沈瑤初眨了眨眼,用儘了全身力氣,才得以控製住自己的情緒。
“高禹川,我一早就跟你說過了,孩子在我的肚子裡,我有資格也有權利決定孩子的去留。”沈瑤初冷冷看著他:“不論我為了什麼不要這個孩子,都跟你,沒有任何關係。”
高禹川墨黑的眸子滿是隱忍,卻仍是忍不住質問道:“沈瑤初,你要錢可以直接跟我開口。”

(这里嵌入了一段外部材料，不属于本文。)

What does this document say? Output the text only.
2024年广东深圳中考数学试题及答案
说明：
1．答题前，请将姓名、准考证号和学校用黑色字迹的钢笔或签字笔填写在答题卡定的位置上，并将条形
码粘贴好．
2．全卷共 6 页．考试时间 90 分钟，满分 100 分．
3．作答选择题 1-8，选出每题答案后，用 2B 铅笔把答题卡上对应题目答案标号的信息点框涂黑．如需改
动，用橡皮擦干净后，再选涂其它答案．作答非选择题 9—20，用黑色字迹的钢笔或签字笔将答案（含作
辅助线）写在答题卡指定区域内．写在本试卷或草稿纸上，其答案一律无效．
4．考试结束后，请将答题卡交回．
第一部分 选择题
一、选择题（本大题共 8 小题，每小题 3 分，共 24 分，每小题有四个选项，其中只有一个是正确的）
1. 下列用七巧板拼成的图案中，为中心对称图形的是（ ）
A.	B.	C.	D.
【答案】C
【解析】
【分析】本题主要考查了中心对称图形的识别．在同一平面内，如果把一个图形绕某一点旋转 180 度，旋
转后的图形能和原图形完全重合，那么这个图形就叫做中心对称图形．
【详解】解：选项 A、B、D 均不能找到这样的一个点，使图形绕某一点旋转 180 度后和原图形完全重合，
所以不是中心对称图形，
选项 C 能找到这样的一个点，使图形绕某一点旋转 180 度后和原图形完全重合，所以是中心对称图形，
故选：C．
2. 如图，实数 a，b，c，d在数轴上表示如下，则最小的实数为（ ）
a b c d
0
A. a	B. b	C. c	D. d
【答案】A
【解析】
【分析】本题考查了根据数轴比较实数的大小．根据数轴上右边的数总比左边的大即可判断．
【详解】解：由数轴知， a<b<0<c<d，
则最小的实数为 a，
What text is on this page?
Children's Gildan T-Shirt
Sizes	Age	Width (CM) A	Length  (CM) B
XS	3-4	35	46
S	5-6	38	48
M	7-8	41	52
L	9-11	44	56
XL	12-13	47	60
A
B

“不,我不要你的錢。”沈瑤初後退半步,警惕又防備地看著他:“我要的是離開你。”
沈瑤初一把抓起自己的包,不再看高禹川,起身就要離開辦公室。
高禹川傾身,高大的身子攔在沈瑤初麵前,居高臨下地看著她。
沈瑤初雲淡風輕地承認了他的所想,高禹川周身滿是肅殺之氣,眼底氤氳著層層冷意,下頜緊繃著,臉色沉得可怕。
沈瑤初抬眸,倔強地看著高禹川:“走開。”
沈瑤初剛做完手術也才一周,她瘦得巴掌大的臉上隻剩五官,身子也比之前消瘦了太多,一下子把懷孕期間增的那點重量全都減掉了。

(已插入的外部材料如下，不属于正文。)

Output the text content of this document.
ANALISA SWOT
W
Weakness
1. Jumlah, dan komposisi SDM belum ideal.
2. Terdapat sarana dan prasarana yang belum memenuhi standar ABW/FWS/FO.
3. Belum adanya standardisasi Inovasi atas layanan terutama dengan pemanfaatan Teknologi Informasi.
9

她就那樣定定地看著高禹川,高禹川隻覺得喉間微緊。他知道自己不該再說下去,便後退了半步。
趁著這間隙,沈瑤初再不遲疑,匆匆跑離了辦公室。
高禹川垂著頭,平日裡直挺的背脊,此刻頹敗地佝著,整個人透著巨大的悲傷和無力。
他肩膀隨著急促的呼吸上下起伏,從背後看去,這個高大的男人似乎陷入了掙紮裡。
高禹川單手扶著辦公桌,似乎隻有扶著些什麼,才不至於倒下。
他深吸一口氣,想要收起那些情緒時,一個身形高大的男人衝了進來。
高禹川下意識抬頭去看,還沒來得及看清來人是誰,就已經在頹然的狀態下,被人揪住了衣領。
下一秒,高禹川抬起眼皮,正對上了高禹山的那雙滿是怒意的眸。
高禹山恨恨地看著高禹川,狹長的眸子裡映著火光。
高禹山開口時,每個字都像是從牙根齒縫中吐出來的:“高禹川,你說的是人話嗎?”
高禹川周身氣息更冷,他深邃的眼眸裡泛著血色,如灼燒的烈火:“跟你有什麼關係嗎?”
高禹山:“你根本不知道瑤初這幾天經曆了什麼。”
“當然。”高禹川聲音喑啞:“因為你把她藏起來了,高禹山,沈瑤初手術的字是你簽的嗎?你簽的誰的名字?嗯?!”
高禹山眸光微微閃爍,卻並不被他的話給帶著跑:“我說過了,瑤初不想看到你,這是她的意願。我是帶走了她,但這不是你出口傷人的理由!”
“出口傷人?”高禹川任由他揪著自己的衣領,整個身子斜斜靠在桌邊,渾身透著憤怒卻無力的感覺:“我隻是說出了合理的猜測,就叫出口傷人?”